You see the Sicilian and Greek populations and their skew toward the eastern Mediterranean. But in the supplements they displayed some fineSTRUCTURE clustering, and at K = 3 you see that Europe and the Middle East diverge into three populations. What this is showing seems to be: 1) in red, those groups least impacted by post-Neolithic migration 2) in blue, Middle Eastern groups characterized by the fusion between western & eastern Middle Eastern farmer which occurred after the movement west of the ancestors of the “Early European Farmers” (who gave rise to the red cluster), who were related to the western Middle Eastern farmers 3) the groups most impacted by Pontic steppe migration.
The authors confirm what I reported over two years ago on this blog: mainland and island Greeks are genetically distinct, probably because the former have recent admixture from Slavs and Slav-influenced people. And, many Southern Italians resemble island Greeks.

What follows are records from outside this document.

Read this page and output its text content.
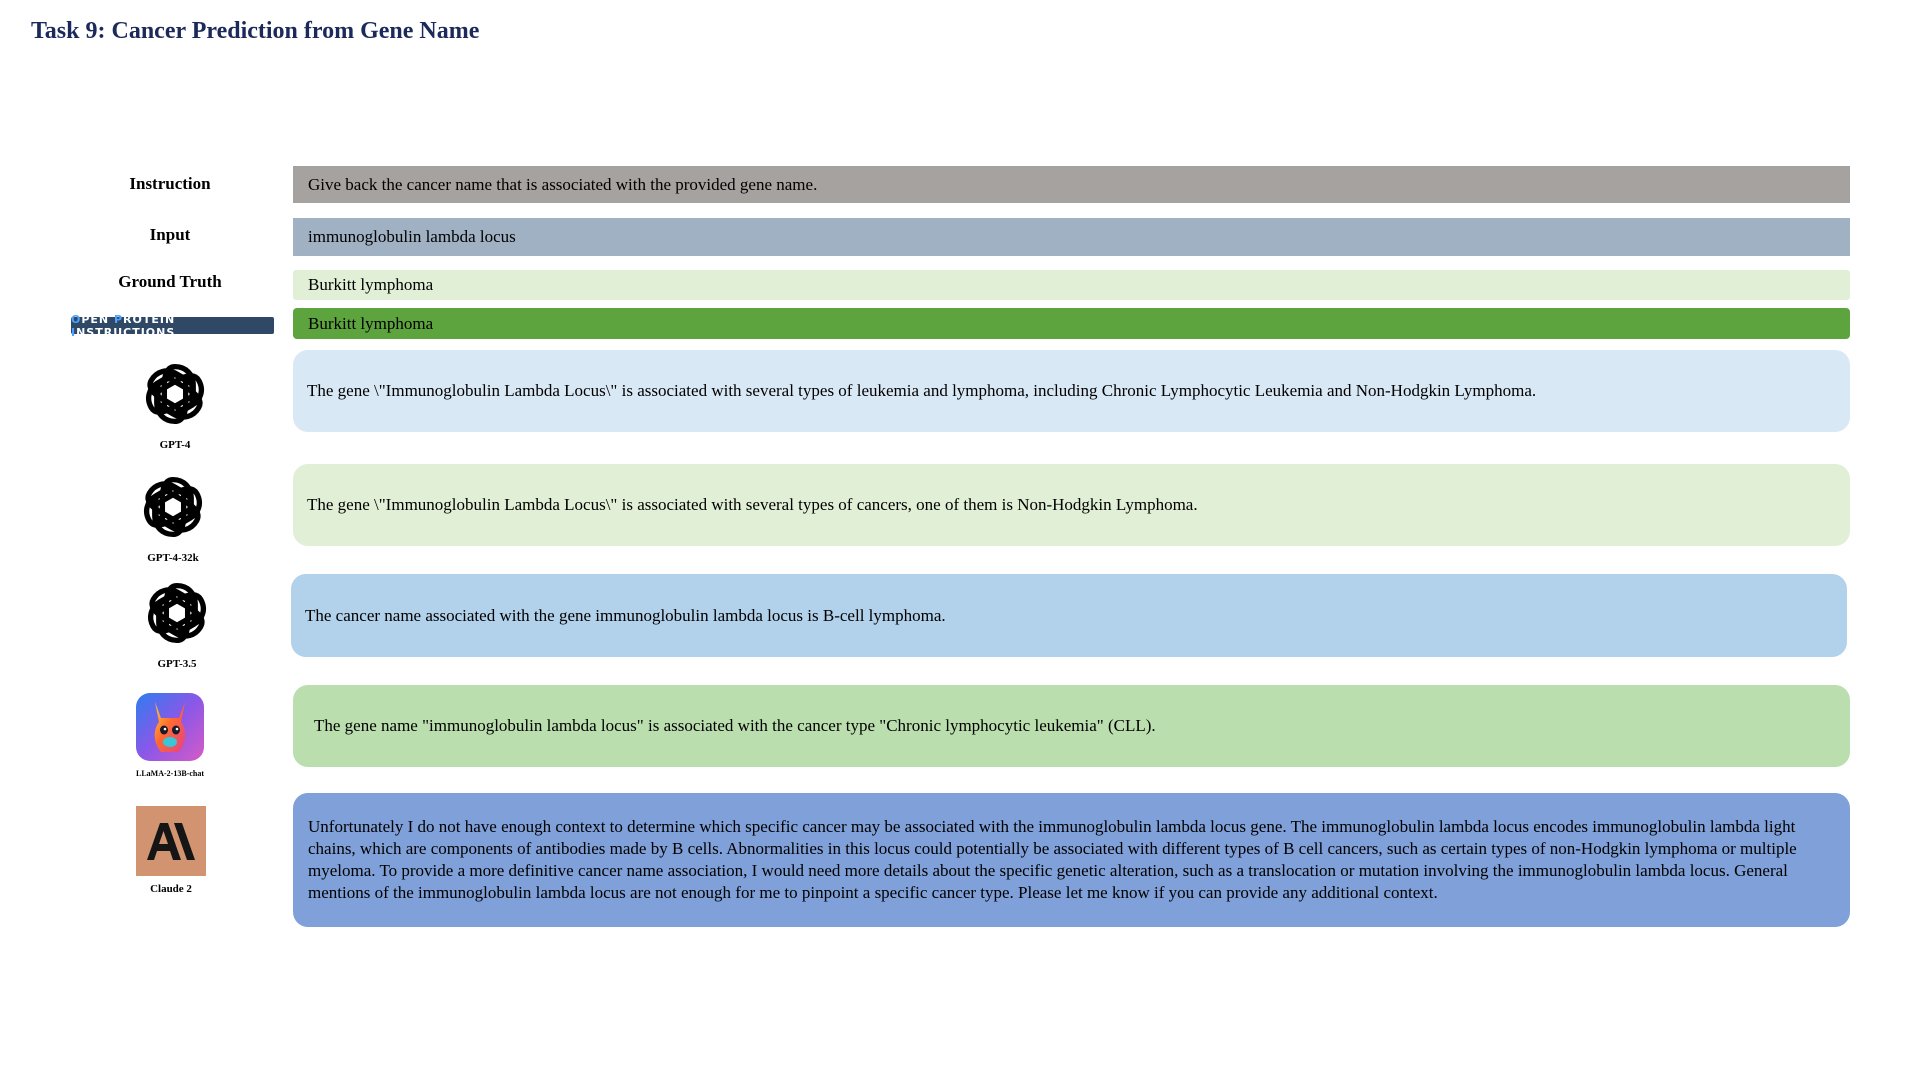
Task 9: Cancer Prediction from Gene Name
Instruction	Give back the cancer name that is associated with the provided gene name.
Input	immunoglobulin lambda locus
Ground Truth	Burkitt lymphoma
OPEN PROTEIN INSTRUCTIONS	Burkitt lymphoma
GPT-4
The gene \"Immunoglobulin Lambda Locus\" is associated with several types of leukemia and lymphoma, including Chronic Lymphocytic Leukemia and Non-Hodgkin Lymphoma.
GPT-4-32k
The gene \"Immunoglobulin Lambda Locus\" is associated with several types of cancers, one of them is Non-Hodgkin Lymphoma.
GPT-3.5
The cancer name associated with the gene immunoglobulin lambda locus is B-cell lymphoma.
LLaMA-2-13B-chat
The gene name "immunoglobulin lambda locus" is associated with the cancer type "Chronic lymphocytic leukemia" (CLL).
Claude 2
Unfortunately I do not have enough context to determine which specific cancer may be associated with the immunoglobulin lambda locus gene. The immunoglobulin lambda locus encodes immunoglobulin lambda light chains, which are components of antibodies made by B cells. Abnormalities in this locus could potentially be associated with different types of B cell cancers, such as certain types of non-Hodgkin lymphoma or multiple myeloma. To provide a more definitive cancer name association, I would need more details about the specific genetic alteration, such as a translocation or mutation involving the immunoglobulin lambda locus. General mentions of the immunoglobulin lambda locus are not enough for me to pinpoint a specific cancer type. Please let me know if you can provide any additional context.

One has to be careful about dates inferred from genetic patterns. For example:
Significant admixture events successfully dated by ALDER reveal that all Southern Italian and Balkan groups received contributions from populations bearing a Continental European ancestry between 3.0 and 1.5 kya
The beginning of folk wanderings in the Balkans which reshaped its ethnographic landscape really dates to the later 6th century, when the proto-Byzantines began to divert all its resources to the eastern front with Persia, and abandoned the hinterlands beyond the Mediterranean coast in Europe to shift its focus toward the Anatolian core of the empire. The Slavic migrations were such that there were tribes resident in the area of Sparta in the early medieval period. Presumably because they were not a seafaring folk they don’t seem to have had much impact on the islands.
Such an early period in the interval though can not be the Slavs. What can it be? I suspect that that there are signals of Indo-European migrations in there that are being conflated due to low power to detect them since they are rather modest in demographic impact. The islands such as Sardinia, Crete and Cyprus had non-Indo-European speakers down to the Classical period.
Overall it’s an interesting paper. But it needs a deeper dig than I have time right now.